Data-center equipment contains components such as processors and fans that can be stripped out and resold in the electronics market. They also contain metals such as aluminum, copper and steel that many experts think will become more valuable as large economies such as China rely more on consumption and less on exports for growth.
Annual capital spending by Amazon.com Inc., Microsoft Corp. and Alphabet Inc. ’s Google, which run enormous, so-called “hyperscale” networks, increased above $60 billion combined in 2018, up roughly 50% from the year before, according to company data. All are upgrading and expanding their data centers.
Heightened concerns around the security of sensitive data make tech companies wary about how they dispose of unwanted equipment.
Some companies demand that servers be broken up on site, so they can be watched and filmed by employees. Others use armed guards to protect obsolete servers on their journey to scrapyards. The industry also can’t agree with what can be salvaged: Some tech firms demand that all equipment be shredded and melted entirely, even if it contains components that could be used again.

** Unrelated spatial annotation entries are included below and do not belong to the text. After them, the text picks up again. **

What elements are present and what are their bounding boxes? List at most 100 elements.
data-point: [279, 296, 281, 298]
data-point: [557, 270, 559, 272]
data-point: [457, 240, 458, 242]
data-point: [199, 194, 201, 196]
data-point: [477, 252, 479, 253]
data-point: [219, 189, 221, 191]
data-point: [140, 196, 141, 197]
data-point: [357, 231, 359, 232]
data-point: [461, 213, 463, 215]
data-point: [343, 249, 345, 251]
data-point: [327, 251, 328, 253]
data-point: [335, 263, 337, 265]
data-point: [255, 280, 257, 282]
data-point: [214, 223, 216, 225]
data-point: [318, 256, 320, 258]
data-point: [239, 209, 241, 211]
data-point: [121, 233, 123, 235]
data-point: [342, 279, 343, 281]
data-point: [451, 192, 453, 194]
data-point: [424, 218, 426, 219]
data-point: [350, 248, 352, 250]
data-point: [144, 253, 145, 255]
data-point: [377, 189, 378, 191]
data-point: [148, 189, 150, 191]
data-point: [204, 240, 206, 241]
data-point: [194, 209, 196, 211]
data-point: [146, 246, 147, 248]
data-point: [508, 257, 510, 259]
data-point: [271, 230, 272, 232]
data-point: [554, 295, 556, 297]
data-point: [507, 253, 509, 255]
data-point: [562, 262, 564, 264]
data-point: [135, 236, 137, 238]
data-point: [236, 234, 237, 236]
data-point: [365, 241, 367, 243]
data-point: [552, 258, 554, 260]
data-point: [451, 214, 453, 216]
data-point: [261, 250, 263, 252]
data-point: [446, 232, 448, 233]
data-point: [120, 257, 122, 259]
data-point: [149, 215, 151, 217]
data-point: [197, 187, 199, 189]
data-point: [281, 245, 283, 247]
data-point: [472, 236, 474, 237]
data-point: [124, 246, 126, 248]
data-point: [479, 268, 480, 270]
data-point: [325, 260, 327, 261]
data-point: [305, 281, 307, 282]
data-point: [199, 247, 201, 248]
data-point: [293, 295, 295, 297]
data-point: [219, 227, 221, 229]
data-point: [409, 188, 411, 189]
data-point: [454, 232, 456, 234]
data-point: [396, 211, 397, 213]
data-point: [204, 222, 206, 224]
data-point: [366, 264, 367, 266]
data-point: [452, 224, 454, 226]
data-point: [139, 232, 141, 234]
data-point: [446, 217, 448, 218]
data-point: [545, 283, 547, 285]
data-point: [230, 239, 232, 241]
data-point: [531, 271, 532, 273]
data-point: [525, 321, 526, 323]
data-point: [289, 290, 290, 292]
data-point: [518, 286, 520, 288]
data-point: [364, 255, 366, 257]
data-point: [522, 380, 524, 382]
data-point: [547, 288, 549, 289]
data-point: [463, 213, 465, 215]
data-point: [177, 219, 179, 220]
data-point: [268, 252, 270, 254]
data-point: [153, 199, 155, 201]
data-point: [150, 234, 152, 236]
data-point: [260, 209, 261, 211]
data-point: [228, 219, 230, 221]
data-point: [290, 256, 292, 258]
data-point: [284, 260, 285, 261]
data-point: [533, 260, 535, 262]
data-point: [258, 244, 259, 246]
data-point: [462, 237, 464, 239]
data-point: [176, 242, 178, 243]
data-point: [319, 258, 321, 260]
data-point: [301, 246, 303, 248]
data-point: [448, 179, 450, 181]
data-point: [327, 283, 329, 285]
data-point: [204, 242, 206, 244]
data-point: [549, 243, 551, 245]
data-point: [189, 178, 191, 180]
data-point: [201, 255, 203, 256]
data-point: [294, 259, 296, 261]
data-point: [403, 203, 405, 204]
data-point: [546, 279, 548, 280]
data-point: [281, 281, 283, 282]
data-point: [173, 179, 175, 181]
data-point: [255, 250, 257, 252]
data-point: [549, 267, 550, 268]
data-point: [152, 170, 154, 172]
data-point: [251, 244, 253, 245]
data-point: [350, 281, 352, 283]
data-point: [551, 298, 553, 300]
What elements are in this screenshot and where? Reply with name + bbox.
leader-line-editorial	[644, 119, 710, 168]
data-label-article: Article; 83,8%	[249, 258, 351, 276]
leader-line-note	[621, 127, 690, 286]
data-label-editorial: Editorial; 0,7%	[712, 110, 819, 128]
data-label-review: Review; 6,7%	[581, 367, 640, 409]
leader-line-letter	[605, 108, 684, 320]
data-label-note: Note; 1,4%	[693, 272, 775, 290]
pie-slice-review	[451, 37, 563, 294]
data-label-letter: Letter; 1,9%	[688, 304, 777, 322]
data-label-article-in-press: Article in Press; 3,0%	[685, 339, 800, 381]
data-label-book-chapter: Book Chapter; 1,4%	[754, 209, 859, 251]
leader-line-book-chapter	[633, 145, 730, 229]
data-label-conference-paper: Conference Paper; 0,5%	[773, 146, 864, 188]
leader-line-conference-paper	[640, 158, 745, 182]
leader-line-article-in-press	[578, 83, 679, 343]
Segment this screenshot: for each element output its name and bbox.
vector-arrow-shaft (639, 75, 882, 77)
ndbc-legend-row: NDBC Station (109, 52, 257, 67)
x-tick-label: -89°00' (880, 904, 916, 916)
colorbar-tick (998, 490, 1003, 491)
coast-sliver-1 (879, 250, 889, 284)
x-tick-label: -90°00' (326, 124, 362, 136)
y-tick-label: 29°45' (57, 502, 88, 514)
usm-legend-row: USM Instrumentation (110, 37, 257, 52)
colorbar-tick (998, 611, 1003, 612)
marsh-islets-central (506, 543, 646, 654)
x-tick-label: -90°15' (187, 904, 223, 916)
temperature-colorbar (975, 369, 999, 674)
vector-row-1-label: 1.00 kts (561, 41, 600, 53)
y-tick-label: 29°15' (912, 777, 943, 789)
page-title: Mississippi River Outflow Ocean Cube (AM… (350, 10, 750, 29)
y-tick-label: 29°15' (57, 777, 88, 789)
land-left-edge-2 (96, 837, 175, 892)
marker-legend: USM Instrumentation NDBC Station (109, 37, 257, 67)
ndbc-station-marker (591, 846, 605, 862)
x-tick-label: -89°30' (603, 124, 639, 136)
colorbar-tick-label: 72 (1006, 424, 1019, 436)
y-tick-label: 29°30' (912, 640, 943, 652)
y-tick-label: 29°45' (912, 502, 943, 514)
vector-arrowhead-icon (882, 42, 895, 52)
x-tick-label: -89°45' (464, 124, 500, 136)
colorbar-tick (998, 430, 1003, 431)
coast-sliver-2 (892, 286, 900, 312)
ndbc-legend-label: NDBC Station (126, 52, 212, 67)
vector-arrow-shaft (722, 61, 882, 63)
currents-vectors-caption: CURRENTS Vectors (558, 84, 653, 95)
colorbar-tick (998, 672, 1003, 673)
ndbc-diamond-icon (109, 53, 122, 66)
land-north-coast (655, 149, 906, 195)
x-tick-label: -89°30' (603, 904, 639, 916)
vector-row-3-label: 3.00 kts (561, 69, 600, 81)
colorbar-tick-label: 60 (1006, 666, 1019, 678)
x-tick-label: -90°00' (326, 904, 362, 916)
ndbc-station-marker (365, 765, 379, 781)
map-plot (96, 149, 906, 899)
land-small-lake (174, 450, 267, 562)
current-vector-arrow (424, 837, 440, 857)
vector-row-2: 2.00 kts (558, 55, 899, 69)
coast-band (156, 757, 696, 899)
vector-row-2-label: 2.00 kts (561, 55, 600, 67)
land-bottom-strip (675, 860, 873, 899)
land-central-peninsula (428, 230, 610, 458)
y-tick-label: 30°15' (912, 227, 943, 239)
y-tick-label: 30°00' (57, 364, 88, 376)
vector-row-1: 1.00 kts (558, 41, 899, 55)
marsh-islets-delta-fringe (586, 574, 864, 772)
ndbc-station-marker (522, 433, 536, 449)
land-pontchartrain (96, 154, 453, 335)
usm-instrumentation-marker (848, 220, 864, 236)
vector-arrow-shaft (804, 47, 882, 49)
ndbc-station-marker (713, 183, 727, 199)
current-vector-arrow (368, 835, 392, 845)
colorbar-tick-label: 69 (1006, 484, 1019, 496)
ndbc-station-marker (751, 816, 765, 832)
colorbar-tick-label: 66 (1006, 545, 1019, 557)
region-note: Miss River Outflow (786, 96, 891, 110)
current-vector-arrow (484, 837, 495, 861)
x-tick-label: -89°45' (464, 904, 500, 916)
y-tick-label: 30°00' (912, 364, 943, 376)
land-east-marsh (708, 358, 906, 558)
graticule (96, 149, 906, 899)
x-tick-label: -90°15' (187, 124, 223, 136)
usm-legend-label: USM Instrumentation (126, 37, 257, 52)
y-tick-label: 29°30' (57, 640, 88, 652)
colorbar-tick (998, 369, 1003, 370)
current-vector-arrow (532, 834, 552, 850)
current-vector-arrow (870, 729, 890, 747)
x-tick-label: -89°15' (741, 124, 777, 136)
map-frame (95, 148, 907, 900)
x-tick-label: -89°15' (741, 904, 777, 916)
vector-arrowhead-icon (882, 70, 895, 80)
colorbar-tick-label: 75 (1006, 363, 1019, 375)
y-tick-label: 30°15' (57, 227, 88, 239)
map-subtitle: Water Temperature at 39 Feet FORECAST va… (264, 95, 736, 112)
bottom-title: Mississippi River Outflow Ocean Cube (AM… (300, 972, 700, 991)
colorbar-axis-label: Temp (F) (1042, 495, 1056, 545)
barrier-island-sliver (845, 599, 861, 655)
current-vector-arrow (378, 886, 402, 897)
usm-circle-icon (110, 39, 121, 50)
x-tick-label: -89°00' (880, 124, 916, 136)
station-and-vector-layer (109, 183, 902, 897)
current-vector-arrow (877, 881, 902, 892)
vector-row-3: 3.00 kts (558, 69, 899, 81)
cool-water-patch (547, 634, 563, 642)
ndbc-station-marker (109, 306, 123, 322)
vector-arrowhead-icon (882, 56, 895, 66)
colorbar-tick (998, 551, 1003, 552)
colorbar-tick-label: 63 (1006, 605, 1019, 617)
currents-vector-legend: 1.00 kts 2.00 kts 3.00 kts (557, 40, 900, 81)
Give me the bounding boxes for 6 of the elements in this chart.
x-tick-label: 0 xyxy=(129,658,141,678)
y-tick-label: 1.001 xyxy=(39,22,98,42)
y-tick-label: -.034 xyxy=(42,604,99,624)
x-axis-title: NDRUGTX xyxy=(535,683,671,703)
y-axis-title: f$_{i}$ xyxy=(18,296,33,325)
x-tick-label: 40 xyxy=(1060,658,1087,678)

Google, which describes its data centers as being “like small cities filled with servers, drives, routers and other components,” is seeking increasingly to recycle and resell components where it can to keep parts out of landfill, the Mountain View, Calif.-based company says in a post online. Google, along with Amazon and Microsoft, declined to comment on plans to refresh infrastructure.
In 2016, only 20% of all e-waste globally was recycled correctly, according to a report by the United Nations University, the International Telecommunication Union and the International Solid Waste Association the following year.
“Although cloud-computing trends can lead to fewer devices because all services can be accessed from one device, more cloud computing also means more data centers and more e-waste,” the report said.
Still, recyclers seeking to invest now for returns in the future are largely at the mercy of decisions made in Silicon Valley.